Потом они тихо лежали, прижавшись друг к другу. Клэр уже была совсем сонной, когда Мартин поднялся и, не одеваясь, подошел к своей сумке.

— Что ты делаешь? — спросила она.

А он уже доставал какие-то странные предметы и относил их на маленькую кухню, за которую заплатил дополнительные семьдесят пять центов. Лук, пара яиц, завернутых в носовой платок, чтобы не разбились, кусок масла, твердый фермерский сыр, терка, серебряные солонка и перечница с выгравированными на боку буквами «Р» и, наконец, маленькая сковорода.

Клэр изумленно смотрела, как обнаженный мужчина после занятий любовью жарит омлет, быстро нарезая, помешивая и раскладывая ингредиенты. Закончив, Мартин сложил все на одну тарелку и вернулся к кровати.

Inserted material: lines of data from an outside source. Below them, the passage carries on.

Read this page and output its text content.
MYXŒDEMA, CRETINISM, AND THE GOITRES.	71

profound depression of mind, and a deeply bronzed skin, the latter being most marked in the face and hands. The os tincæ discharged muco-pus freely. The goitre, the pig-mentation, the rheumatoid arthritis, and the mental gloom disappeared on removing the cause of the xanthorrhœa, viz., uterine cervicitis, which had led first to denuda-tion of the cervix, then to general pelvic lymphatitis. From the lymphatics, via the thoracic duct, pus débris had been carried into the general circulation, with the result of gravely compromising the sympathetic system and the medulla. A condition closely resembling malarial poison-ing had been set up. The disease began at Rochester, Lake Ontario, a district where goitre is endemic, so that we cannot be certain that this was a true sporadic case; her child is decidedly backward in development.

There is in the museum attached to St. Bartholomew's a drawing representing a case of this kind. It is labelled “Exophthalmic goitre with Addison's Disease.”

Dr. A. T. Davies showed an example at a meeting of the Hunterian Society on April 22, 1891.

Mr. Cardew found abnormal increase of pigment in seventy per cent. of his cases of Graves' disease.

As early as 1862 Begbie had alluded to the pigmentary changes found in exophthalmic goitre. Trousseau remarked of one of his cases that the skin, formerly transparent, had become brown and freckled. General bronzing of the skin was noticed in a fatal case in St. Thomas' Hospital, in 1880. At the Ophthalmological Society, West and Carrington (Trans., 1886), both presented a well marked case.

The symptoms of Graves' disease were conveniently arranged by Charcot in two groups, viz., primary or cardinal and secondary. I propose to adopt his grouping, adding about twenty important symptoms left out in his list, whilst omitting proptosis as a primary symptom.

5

Они ели, прижавшись друг к другу, мечтая о том, чтобы в маленьком обветшалом мотеле с погасшей «о», здесь, под тонким синим одеялом, время остановилось.

Дождливым воскресным утром Мартин уехал в Принстон. Багажник машины был забит его сумками и чемоданами, а сам Мартин сидел на заднем сиденье рядом с матерью, которая надела по этому случаю зеленую шляпку, похожую на кочан капусты, и, едва «бентли» выехал за пределы поместья Рейфилов, тут же налила себе ликера из встроенного мини-бара. Отец отказался сопровождать сына в колледж, сославшись на неотложные дела, связанные с бизнесом, но Мартин прекрасно понимал, что, скорее всего, причиной тому был их летний разговор в кабинете Эша.

Во время поездки Мартин молча смотрел в окно, тогда как его мать курила и жаловалась, что в лонгвудский загородный гольф-клуб стали пускать совершенно неподобающих личностей. В полдень длинная машина проехала сквозь кованые железные ворота Принстона. Вдали звенели университетские колокола, а молодые люди с родителями осматривали студенческий городок.

В прочном каменном здании, где ему предстояло жить, Мартин познакомился со своим соседом по комнате, скуластым парнем с проблемной кожей, приехавшим из Дурхама, города в Северной Каролине, и представившимся Эверетом П. Хадсоном-младшим. Они вместе распаковывали вещи, а мама Мартина немного побродила по комнате, стараясь казаться полезной, но дольно быстро собралась уходить, сказав что-то насчет танцевального вечера в клубе. Она поцеловала сына в щеку, едва прикоснувшись к ней губами, и в этот момент Мартин понял, что любовь его матери всегда была такой: искренней, но довольно расплывчатой, словно Люсинда не знала точно, что с ней делать.

Через некоторое время Эверет ушел на студенческую вечеринку по случаю начала учебного года — перед этим он безуспешно пытался уговорить своего соседа пойти с ним, — а Мартин в одиночестве остался сидеть на полосатом матрасе. Он смотрел в окно на литые статуи на крыше здания и готические шпили, ощущая царящую там атмосферу больших амбиций и бесконечных возможностей. В тот самый момент в какой-то из комнат этого здания Альберт Эйнштейн думал о решении невероятно сложных уравнений — или просто принимал ванну. Решив переодеться, Мартин сунул руку в карман пиджака за ключами от чемодана и вдруг наткнулся на лист бумаги. Он с удивлением вытащил неожиданную находку и стал ее рассматривать.

Это оказался неподписанный конверт, но, когда Мартин поднес его ближе к лицу, он почувствовал слабый запах — запах Клэр. Так пахло мыло, которым она пользовалась, что-то цитрусовое, одновременно лимонное и апельсиновое. Он быстро разорвал конверт и принялся читать.

Мартин!


Где ты сейчас? Сидишь в машине с матерью? Или уже в своей комнате? В любом случае, я не могу поверить, что тебя нет рядом. Мы когда-нибудь поедем в Европу? Я люблю тебя.


Клэр

Мартин долго смотрел на коротенькое письмо, представляя, как Клэр писала его, склонившись над столом в своей маленькой комнате. В течение следующих недель и месяцев она напишет ему еще много писем, длинных, с кучей подробностей, — и он будет сразу же писать ей в ответ.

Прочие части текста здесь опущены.